NORTHAMPTON — A sleigh, a shoeshine station and a 12-foot-tall weather vane stand out among the hundreds of items in the Shepherd Barn at Historic Northampton that are being organized and cataloged.

The cataloging is an early phase of a larger effort to restore the barn, which it estimated to have been built in the early 1800s, said Laurie Sanders, co-director of Historic Northampton. It will be turned into a multipurpose space, including areas for exhibits and a classroom.

Sharon Mehrman, a historian and woodworker who makes handmade furniture, is leading an effort to sort through the items, catalog them, and create shelving, crates, and other units to use to safely store them.

Since June, she and a group of volunteers have cataloged more than 600 artifacts and have about two dozen more to go. Objects are being entered into a database to make them easier to access. “There are very few objects in the barn that are from the era of digitization,” she remarked.

The project will hopefully wrap up later this month, she said.

The furniture, farm tools and other items date back to the 19th and 20th centuries, Mehrman said. “There’s a fairly significant amount of agricultural tools and artifacts. I think that right now is a moment in time when we are seeing with other museums — not this museum — a lack of interest in collecting or preserving 19th-century agricultural artifacts, and Historic Northampton is committed to doing that. I think that it’s an important piece of history, especially in a place like the Pioneer Valley, which is still very agriculturally based, that we preserve that aspect of our history.”

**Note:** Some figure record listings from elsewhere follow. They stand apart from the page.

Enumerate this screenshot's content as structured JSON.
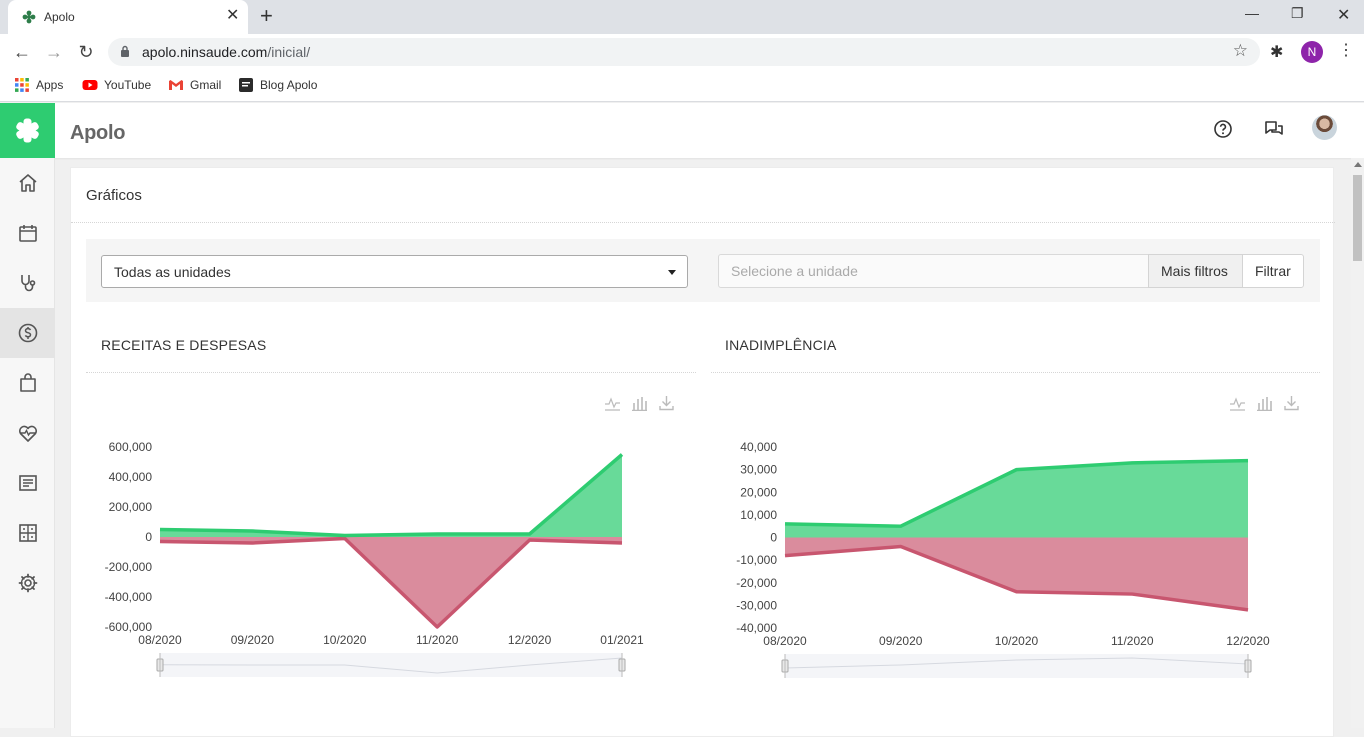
{
  "browser": {
    "tab_title": "Apolo",
    "url_host": "apolo.ninsaude.com",
    "url_path": "/inicial/",
    "profile_initial": "N",
    "bookmarks": [
      {
        "label": "Apps",
        "icon": "apps-grid-icon"
      },
      {
        "label": "YouTube",
        "icon": "youtube-icon"
      },
      {
        "label": "Gmail",
        "icon": "gmail-icon"
      },
      {
        "label": "Blog Apolo",
        "icon": "blog-icon"
      }
    ]
  },
  "app": {
    "title": "Apolo",
    "brand_color": "#2ecc71",
    "sidebar": [
      {
        "name": "home",
        "icon": "home-icon"
      },
      {
        "name": "calendar",
        "icon": "calendar-icon"
      },
      {
        "name": "stethoscope",
        "icon": "stethoscope-icon"
      },
      {
        "name": "finance",
        "icon": "dollar-icon",
        "active": true
      },
      {
        "name": "shop",
        "icon": "shopping-bag-icon"
      },
      {
        "name": "health",
        "icon": "heart-pulse-icon"
      },
      {
        "name": "reports",
        "icon": "document-icon"
      },
      {
        "name": "dashboard",
        "icon": "dashboard-icon"
      },
      {
        "name": "settings",
        "icon": "gear-icon"
      }
    ]
  },
  "page": {
    "title": "Gráficos",
    "filters": {
      "units_select_value": "Todas as unidades",
      "unit_placeholder": "Selecione a unidade",
      "more_filters_label": "Mais filtros",
      "filter_label": "Filtrar"
    }
  },
  "chart_data": [
    {
      "type": "area",
      "title": "RECEITAS E DESPESAS",
      "x": [
        "08/2020",
        "09/2020",
        "10/2020",
        "11/2020",
        "12/2020",
        "01/2021"
      ],
      "ylim": [
        -600000,
        600000
      ],
      "yticks": [
        "600,000",
        "400,000",
        "200,000",
        "0",
        "-200,000",
        "-400,000",
        "-600,000"
      ],
      "series": [
        {
          "color": "#2ecc71",
          "values": [
            50000,
            40000,
            10000,
            20000,
            20000,
            550000
          ]
        },
        {
          "color": "#c8566f",
          "values": [
            -30000,
            -40000,
            -10000,
            -600000,
            -20000,
            -40000
          ]
        }
      ]
    },
    {
      "type": "area",
      "title": "INADIMPLÊNCIA",
      "x": [
        "08/2020",
        "09/2020",
        "10/2020",
        "11/2020",
        "12/2020"
      ],
      "ylim": [
        -40000,
        40000
      ],
      "yticks": [
        "40,000",
        "30,000",
        "20,000",
        "10,000",
        "0",
        "-10,000",
        "-20,000",
        "-30,000",
        "-40,000"
      ],
      "series": [
        {
          "color": "#2ecc71",
          "values": [
            6000,
            5000,
            30000,
            33000,
            34000
          ]
        },
        {
          "color": "#c8566f",
          "values": [
            -8000,
            -4000,
            -24000,
            -25000,
            -32000
          ]
        }
      ]
    }
  ]
}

In one area of the barn, there was a cabinet next to rakes, hoes and lawn equipment. “It looked like any old kind of cabinet,” Sanders recalled. “It turns out it was the original weights and measures cabinet for the city of Northampton. So that you could go and verify, I told you I’m selling you a pound of flour — am I giving away too much flour or am I [cheating] you?”

The city had donated the cabinet, which dates back to the mid-1800s, Sanders said: “Every single weight and measurement tool was in there.”

There’s also a large collection of signs in the barn. Their sizes vary, with some as large as 15 feet long, and Mehrman made a custom rack and shelving to store them. Signs include an old neon WHMP sign, a metal sign advertising Oleomargarine, and the most recent addition to the collection, the sign from Don Mueller Gallery, according to Sanders.

Sanders hopes the barn restoration project, which received funding from the Community Preservation Act, will be done by next year. “Our hope is 2021,” she said. “That would be our plan.”

She’s looking forward to opening in the future. “The stories the barn can tell in and of itself about the construction, about the materials, about the uses over time, about the lives of the people that used that space, and then the artifacts we choose to highlight, will tell a lot history of the town and the region and beyond,” she said.